O Brasil, que é o nono produtor mundial e o maior da América Latina, com 10 usinas de grande porte, já dá sinais de ser afetado pelo aço chinês. Em 2023, as importações da China aumentaram em 50 por cento e a produção caiu em 6,5 por cento, de acordo com o Instituto Aço Brasil. No final de 2023, a Usiminas desligou um forno, devido ao volume de importação da China. A Gerdau, uma das maiores siderúrgicas do país, demitiu, até abril de 2024, 700 trabalhadores, devido ao “cenário desafiador enfrentado pelo mercado brasileiro, diante das condições predatórias das importações chinesas de aço”, informou a empresa em um comunicado à AFP, em 18 de abril.
Os países da América Latina estão tentando reagir. Em outubro, o Brasil impôs novas tarifas sobre as importações da China de até 25 por cento, em uma tentativa de combater o dumping e “proteger a indústria nacional dos danos causados por essa prática”, disseram as autoridades, que foram as mesmas impostas pelo México sobre 205 tipos de produtos siderúrgicos. No México, o aço é responsável por 1,4 por cento do PIB e gera 700.000 empregos.

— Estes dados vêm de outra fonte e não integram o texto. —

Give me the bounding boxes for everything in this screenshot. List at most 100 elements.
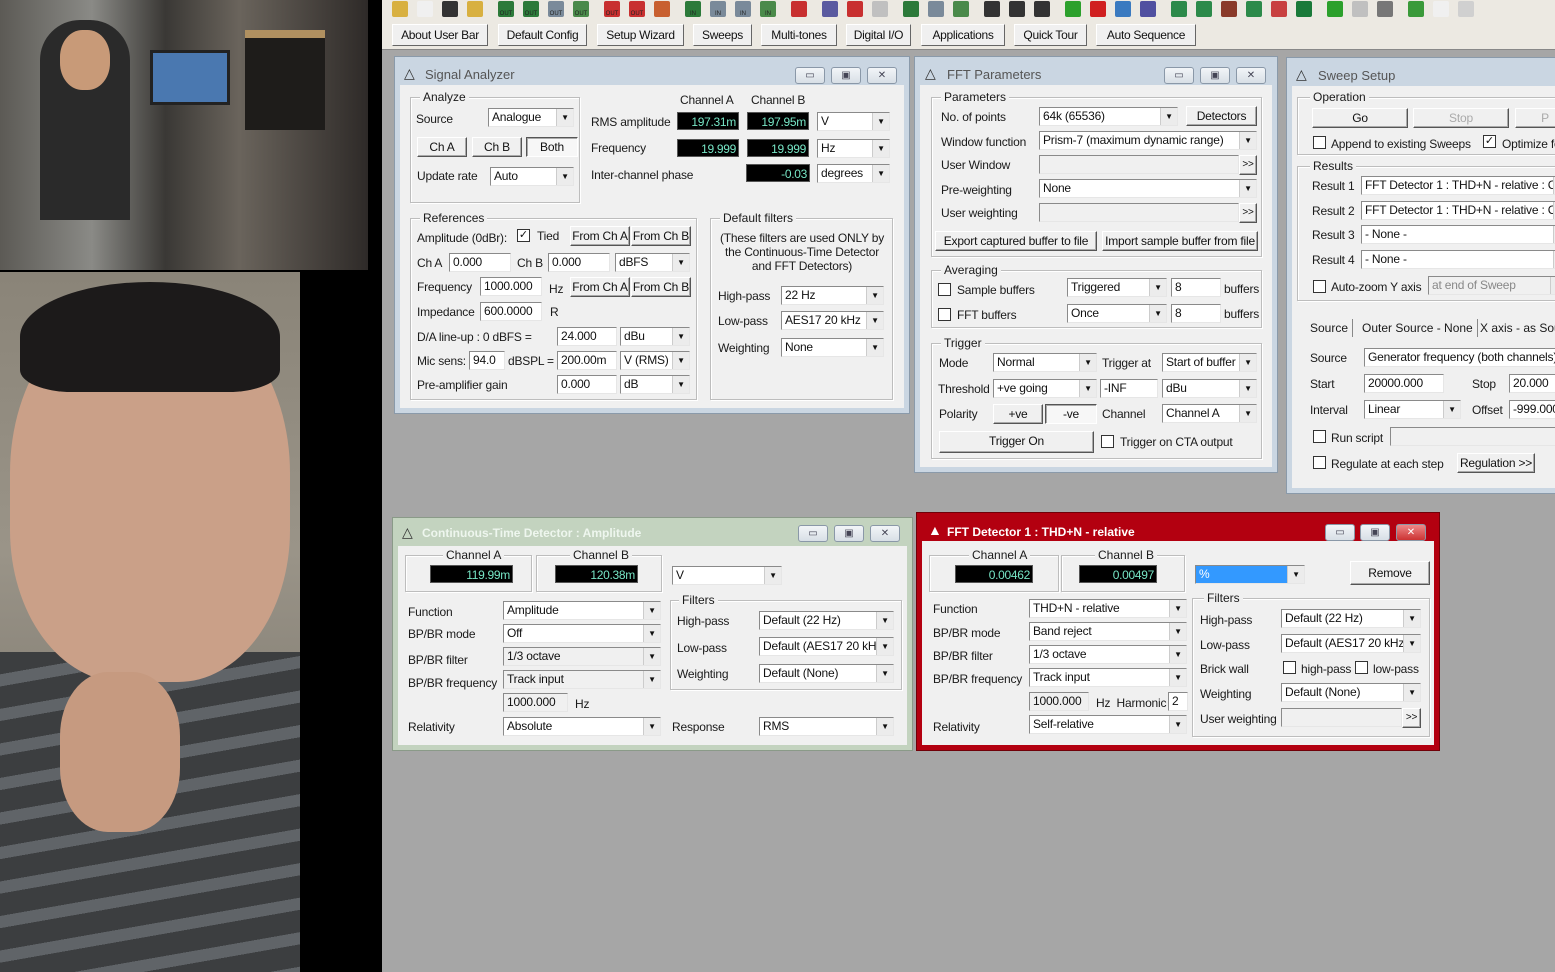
append-sweeps-checkbox[interactable] xyxy=(1313,136,1326,149)
brick-hp-checkbox[interactable] xyxy=(1283,661,1296,674)
ref-cha-input[interactable]: 0.000 xyxy=(449,253,511,272)
amp-from-ch-a-button[interactable]: From Ch A xyxy=(570,226,630,246)
impedance-input[interactable]: 600.0000 xyxy=(480,302,542,321)
minimize-icon[interactable]: ▭ xyxy=(1164,67,1194,84)
maximize-icon[interactable]: ▣ xyxy=(831,67,861,84)
graph-4-icon[interactable] xyxy=(1246,1,1262,17)
generator-off-2-icon[interactable]: OUT xyxy=(629,1,645,17)
run-script-checkbox[interactable] xyxy=(1313,430,1326,443)
trigger-at-select[interactable]: Start of buffer xyxy=(1162,353,1257,372)
sweep-settings-icon[interactable] xyxy=(1140,1,1156,17)
user-weighting-browse-button[interactable]: >> xyxy=(1239,203,1257,223)
export-buffer-button[interactable]: Export captured buffer to file xyxy=(935,231,1097,251)
rms-unit-select[interactable]: V xyxy=(817,112,890,131)
script-disabled-icon[interactable] xyxy=(1352,1,1368,17)
script-path-input[interactable] xyxy=(1390,427,1555,446)
fft-det-relativity-select[interactable]: Self-relative xyxy=(1029,715,1187,734)
sweep-source-select[interactable]: Generator frequency (both channels) xyxy=(1364,348,1555,367)
digital-io-button[interactable]: Digital I/O xyxy=(846,24,911,46)
threshold-select[interactable]: +ve going xyxy=(993,379,1097,398)
disabled-icon[interactable] xyxy=(1458,1,1474,17)
go-green-icon[interactable] xyxy=(1065,1,1081,17)
maximize-icon[interactable]: ▣ xyxy=(834,525,864,542)
fft-count-spinner[interactable]: 8 xyxy=(1171,304,1221,323)
ct-weighting-select[interactable]: Default (None) xyxy=(759,664,894,683)
channel-2-icon[interactable] xyxy=(928,1,944,17)
generator-out-2-icon[interactable]: OUT xyxy=(523,1,539,17)
source-select[interactable]: Analogue xyxy=(488,108,574,127)
preamp-unit-select[interactable]: dB xyxy=(620,375,690,394)
window-function-select[interactable]: Prism-7 (maximum dynamic range) xyxy=(1039,131,1257,150)
fft-det-weighting-select[interactable]: Default (None) xyxy=(1281,683,1421,702)
ct-response-select[interactable]: RMS xyxy=(759,717,894,736)
fft-det-unit-select[interactable]: % xyxy=(1195,565,1305,584)
sweep-icon[interactable] xyxy=(1115,1,1131,17)
user-window-input[interactable] xyxy=(1039,155,1239,174)
minimize-icon[interactable]: ▭ xyxy=(1325,524,1355,541)
points-select[interactable]: 64k (65536) xyxy=(1039,107,1178,126)
channel-ab-2-icon[interactable] xyxy=(1009,1,1025,17)
graph-5-icon[interactable] xyxy=(1271,1,1287,17)
waveform-icon[interactable] xyxy=(822,1,838,17)
dropdown-2-icon[interactable] xyxy=(1433,1,1449,17)
autozoom-checkbox[interactable] xyxy=(1313,280,1326,293)
pre-weighting-select[interactable]: None xyxy=(1039,179,1257,198)
sample-mode-select[interactable]: Triggered xyxy=(1067,278,1167,297)
fft-det-hp-select[interactable]: Default (22 Hz) xyxy=(1281,609,1421,628)
ch-a-button[interactable]: Ch A xyxy=(417,137,467,157)
quick-tour-button[interactable]: Quick Tour xyxy=(1014,24,1087,46)
graph-3-icon[interactable] xyxy=(1221,1,1237,17)
start-input[interactable]: 20000.000 xyxy=(1364,374,1444,393)
polarity-negative-button[interactable]: -ve xyxy=(1045,404,1097,424)
ct-function-select[interactable]: Amplitude xyxy=(503,601,661,620)
ct-lp-select[interactable]: Default (AES17 20 kH xyxy=(759,637,894,656)
multi-tones-button[interactable]: Multi-tones xyxy=(761,24,837,46)
record-red-icon[interactable] xyxy=(1090,1,1106,17)
sample-count-spinner[interactable]: 8 xyxy=(1171,278,1221,297)
ct-hp-select[interactable]: Default (22 Hz) xyxy=(759,611,894,630)
detectors-button[interactable]: Detectors xyxy=(1186,106,1257,126)
generator-out-1-icon[interactable]: OUT xyxy=(498,1,514,17)
freq-unit-select[interactable]: Hz xyxy=(817,139,890,158)
weighting-select[interactable]: None xyxy=(781,338,884,357)
ct-freq-select[interactable]: Track input xyxy=(503,670,661,689)
user-window-browse-button[interactable]: >> xyxy=(1239,155,1257,175)
update-rate-select[interactable]: Auto xyxy=(490,167,574,186)
ch-b-button[interactable]: Ch B xyxy=(472,137,522,157)
go-button[interactable]: Go xyxy=(1312,108,1408,128)
fft-det-mode-select[interactable]: Band reject xyxy=(1029,622,1187,641)
mic-unit-select[interactable]: V (RMS) xyxy=(620,351,690,370)
both-button[interactable]: Both xyxy=(526,137,578,157)
generator-off-1-icon[interactable]: OUT xyxy=(604,1,620,17)
graph-2-icon[interactable] xyxy=(1196,1,1212,17)
applications-button[interactable]: Applications xyxy=(921,24,1005,46)
threshold-unit-select[interactable]: dBu xyxy=(1162,379,1257,398)
maximize-icon[interactable]: ▣ xyxy=(1200,67,1230,84)
da-unit-select[interactable]: dBu xyxy=(620,327,690,346)
generator-out-3-icon[interactable]: OUT xyxy=(548,1,564,17)
sweeps-button[interactable]: Sweeps xyxy=(693,24,752,46)
about-user-bar-button[interactable]: About User Bar xyxy=(392,24,488,46)
minimize-icon[interactable]: ▭ xyxy=(795,67,825,84)
waveform-disabled-icon[interactable] xyxy=(872,1,888,17)
save-as-icon[interactable] xyxy=(467,1,483,17)
user-weighting-input[interactable] xyxy=(1039,203,1239,222)
result-4-select[interactable]: - None - xyxy=(1361,250,1555,269)
regulation-button[interactable]: Regulation >> xyxy=(1457,453,1535,473)
stop-all-icon[interactable] xyxy=(791,1,807,17)
ref-frequency-input[interactable]: 1000.000 xyxy=(480,277,542,296)
trigger-on-button[interactable]: Trigger On xyxy=(939,431,1094,453)
fft-buffers-checkbox[interactable] xyxy=(938,308,951,321)
polarity-positive-button[interactable]: +ve xyxy=(993,404,1043,424)
tied-checkbox[interactable]: ✓ xyxy=(517,229,530,242)
freq-from-ch-b-button[interactable]: From Ch B xyxy=(631,277,691,297)
export-icon[interactable] xyxy=(1408,1,1424,17)
mic-voltage-input[interactable]: 200.00m xyxy=(557,351,617,370)
fft-det-filter-select[interactable]: 1/3 octave xyxy=(1029,645,1187,664)
hp-select[interactable]: 22 Hz xyxy=(781,286,884,305)
ct-relativity-select[interactable]: Absolute xyxy=(503,717,661,736)
preamp-gain-input[interactable]: 0.000 xyxy=(557,375,617,394)
brick-lp-checkbox[interactable] xyxy=(1355,661,1368,674)
ct-filter-select[interactable]: 1/3 octave xyxy=(503,647,661,666)
optimize-checkbox[interactable]: ✓ xyxy=(1483,135,1496,148)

“A queda da produção, em um contexto de diminuição do consumo e de aumento das importações, reflete a necessidade de a região procurar estratégias que fortaleçam a sua indústria local e reduzam a vulnerabilidade ao mercado internacional”, destacou em um comunicado à Diálogo Ezequiel Tavernelli, diretor executivo da Alacero.
Alacero explicou que o aumento das importações de aço chinês na América Latina continua a ameaçar a indústria regional, dado que os produtos chegam à região a preços abaixo dos do mercado, vindo de um país que fornece apoio financeiro à sua indústria siderúrgica fora das regulamentações da Organização Mundial do Comércio (OMC), e muitos desses subsídios violam os acordos da OMC.
“Nossa região apresenta uma das melhores performances ambientais na produção de aço, com emissões de 1,55 toneladas de CO? por tonelada de aço bruto”, destacou José Fonrouge, diretor global sênior de Sustentabilidade da siderúrgica brasileira Ternium e presidente do Comitê de Políticas Ambientais da Alacero, em um comunicado à Diálogo. Esse índice está bem abaixo da média mundial – de 1,91 toneladas de CO? por tonelada de aço bruto –, e é cerca de 25 por cento menor do que as emissões geradas na China, acrescentou.
Em novembro de 2024, a Alacero havia registrado 373 denúncias de dumping na OMC contra a China.